DKAN Open Data Portal
https://dkan.readthedocs.io/en/latest/index.html
GNU General Public License v2.0
374 stars 172 forks source link

Converting runs from old harvest_ID_runs to harvest_runs fails if duplicate time stamps #4287

Open swirtSJW opened 2 months ago

swirtSJW commented 2 months ago

Current Behavior

When updating to DKAN 2.19 from a lower version, if two different harvest_ID_runs tables happen to have the same timestamp a sql error is thrown because the timestamp is treated as the unique identifier. This is unlikely since it is only a span of 1 second, but it is possible to encounter in the wild.
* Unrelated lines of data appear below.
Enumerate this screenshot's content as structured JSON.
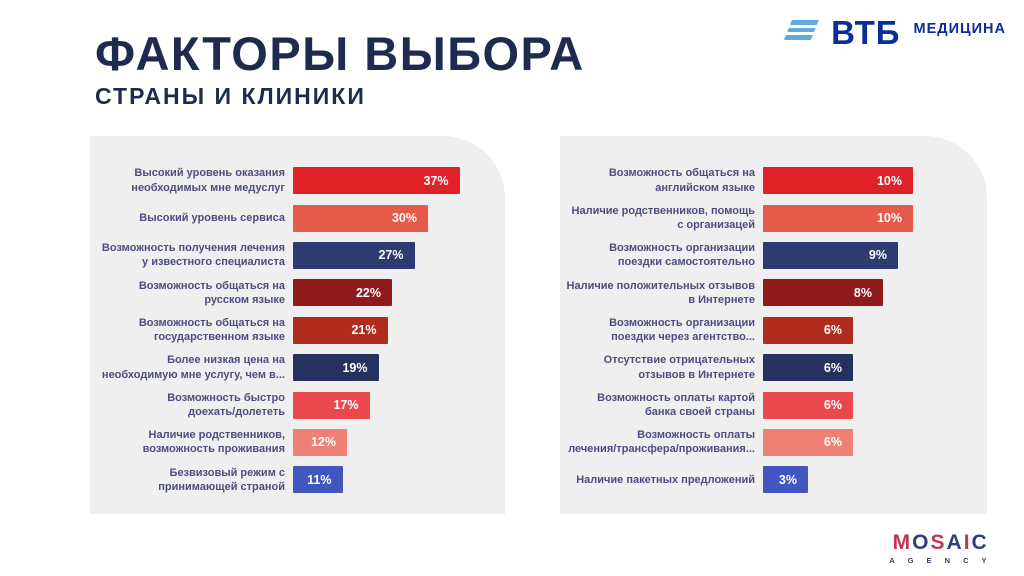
{
  "header": {
    "title": "ФАКТОРЫ ВЫБОРА",
    "subtitle": "СТРАНЫ И КЛИНИКИ",
    "logo": {
      "brand": "ВТБ",
      "sub_brand": "МЕДИЦИНА"
    }
  },
  "footer": {
    "agency": "MOSAIC",
    "agency_sub": "A G E N C Y"
  },
  "colors": {
    "title_text": "#1F2B4E",
    "label_text": "#4D4D82",
    "panel_bg": "#EFEFF0",
    "vtb_blue": "#0B2E96",
    "vtb_lightblue": "#5FABE1",
    "bright_red": "#E02127",
    "salmon": "#E65A4C",
    "navy": "#2E3B72",
    "maroon": "#8E1A1C",
    "brick_red": "#AF2C1F",
    "dark_navy": "#25315F",
    "light_red": "#E9484D",
    "light_salmon": "#EE8173",
    "medium_blue": "#4156BE"
  },
  "chart_data": [
    {
      "type": "bar",
      "orientation": "horizontal",
      "panel": "left",
      "value_suffix": "%",
      "xlim": [
        0,
        47
      ],
      "grid": false,
      "legend": false,
      "categories": [
        "Высокий уровень оказания\nнеобходимых мне медуслуг",
        "Высокий уровень сервиса",
        "Возможность получения лечения\nу известного специалиста",
        "Возможность общаться на\nрусском языке",
        "Возможность общаться на\nгосударственном языке",
        "Более низкая цена на\nнеобходимую мне услугу, чем в...",
        "Возможность быстро\nдоехать/долететь",
        "Наличие родственников,\nвозможность проживания",
        "Безвизовый режим с\nпринимающей страной"
      ],
      "values": [
        37,
        30,
        27,
        22,
        21,
        19,
        17,
        12,
        11
      ],
      "bar_colors": [
        "#E02127",
        "#E65A4C",
        "#2E3B72",
        "#8E1A1C",
        "#AF2C1F",
        "#25315F",
        "#E9484D",
        "#EE8173",
        "#4156BE"
      ]
    },
    {
      "type": "bar",
      "orientation": "horizontal",
      "panel": "right",
      "value_suffix": "%",
      "xlim": [
        0,
        14
      ],
      "grid": false,
      "legend": false,
      "categories": [
        "Возможность общаться на\nанглийском языке",
        "Наличие родственников, помощь\nс организацей",
        "Возможность организации\nпоездки самостоятельно",
        "Наличие положительных отзывов\nв Интернете",
        "Возможность организации\nпоездки через агентство...",
        "Отсутствие отрицательных\nотзывов в Интернете",
        "Возможность оплаты картой\nбанка своей страны",
        "Возможность оплаты\nлечения/трансфера/проживания...",
        "Наличие пакетных предложений"
      ],
      "values": [
        10,
        10,
        9,
        8,
        6,
        6,
        6,
        6,
        3
      ],
      "bar_colors": [
        "#E02127",
        "#E65A4C",
        "#2E3B72",
        "#8E1A1C",
        "#AF2C1F",
        "#25315F",
        "#E9484D",
        "#EE8173",
        "#4156BE"
      ]
    }
  ]
}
> >  [notice] Converting runs for home_health__data
> >  [error]  Drupal\Core\Database\IntegrityConstraintViolationException: SQLSTATE[23000]: Integrity constraint violation: 1062 Duplicate entry '1599570670' for key 'PRIMARY': INSERT INTO "harvest_runs" ("id", "harvest_plan_id", "data", "extract_status") VALUES (:db_insert_placeholder_0, :db_insert_placeholder_1, :db_insert_placeholder_2, :db_insert_placeholder_3); Array
> > (
> >     [:db_insert_placeholder_0] => 1599570670
> >     [:db_insert_placeholder_1] => home_health__data
> >     [:db_insert_placeholder_2] => {"plan":"{\"identifier\":\"home_health__data\",\"extract\":{\"type\":\"\\\\Drupal\\\\pqdc\\\\Harvest\\\\ETL\\\\Extract\\\\DataJson\",\"uri\":\"file:\\\/\\\/\\\/mnt\\\/tmp\\\/data.json\"},\"transforms\":[],\"load\":{\"type\":\"\\\\Drupal\\\\harvest\\\\Load\\\\Dataset\"}}","status":[],"errors":{"extract":"Error decoding JSON."}}
> >     [:db_insert_placeholder_3] => FAILURE
> > )
> >  in Drupal\mysql\Driver\Database\mysql\ExceptionHandler->handleExecutionException() (line 45 of /var/www/html/docroot/core/modules/mysql/src/Driver/Database/mysql/ExceptionHandler.php). 
> >  [error]  SQLSTATE[23000]: Integrity constraint violation: 1062 Duplicate entry '1599570670' for key 'PRIMARY': INSERT INTO "harvest_runs" ("id", "harvest_plan_id", "data", "extract_status") VALUES (:db_insert_placeholder_0, :db_insert_placeholder_1, :db_insert_placeholder_2, :db_insert_placeholder_3); Array
> > (
> >     [:db_insert_placeholder_0] => 1599570670
> >     [:db_insert_placeholder_1] => home_health__data
> >     [:db_insert_placeholder_2] => {"plan":"{\"identifier\":\"home_health__data\",\"extract\":{\"type\":\"\\\\Drupal\\\\pqdc\\\\Harvest\\\\ETL\\\\Extract\\\\DataJson\",\"uri\":\"file:\\\/\\\/\\\/mnt\\\/tmp\\\/data.json\"},\"transforms\":[],\"load\":{\"type\":\"\\\\Drupal\\\\harvest\\\\Load\\\\Dataset\"}}","status":[],"errors":{"extract":"Error decoding JSON."}}
> >     [:db_insert_placeholder_3] => FAILURE
> > )
> >  
> >  [error]  Update failed: harvest_update_8008 
> >  [notice] Update started: metastore_update_8009
> >  [notice] Updated 0 dictionaries. If you have overridden DKAN's core schemas,
> >     you must update your site's data dictionary schema after this update. Copy
> >     modules/contrib/dkan/schema/collections/data-dictionary.json over you local
> >     site version before attempting to read or write any data dictionaries.
> >  [notice] Update completed: metastore_update_8009
> >  [notice] Update started: metastore_admin_update_8012
> >  [notice] Update completed: metastore_admin_update_8012
>  [error]  Update aborted by: harvest_update_8008 
>  [error]  Finished performing updates. 

Expected Behavior

The migration of data from one table to another should happen without error.

Steps To Reproduce

  1. Have a data setup where you have harvest_ID_runs that contain the same timestamps.
  2. run update.php, or drush upddb or drush dkan:harvest:update
  3. See errors

Relevant log output (optional)

No response

Anything else?

This may be too unlikely a scenerio to add a try catch block HarvestUtility::convertRunTable() but I will at least provide a drush sqlc command to undo any duplicated IDs.

Discussion in CA Slack

swirtSJW commented 2 months ago

Is there any issue with just incrementing the timestamp by 1 second (hoping it would make it then be unique)? Or is that timestamp used as a unique ID other places in the system?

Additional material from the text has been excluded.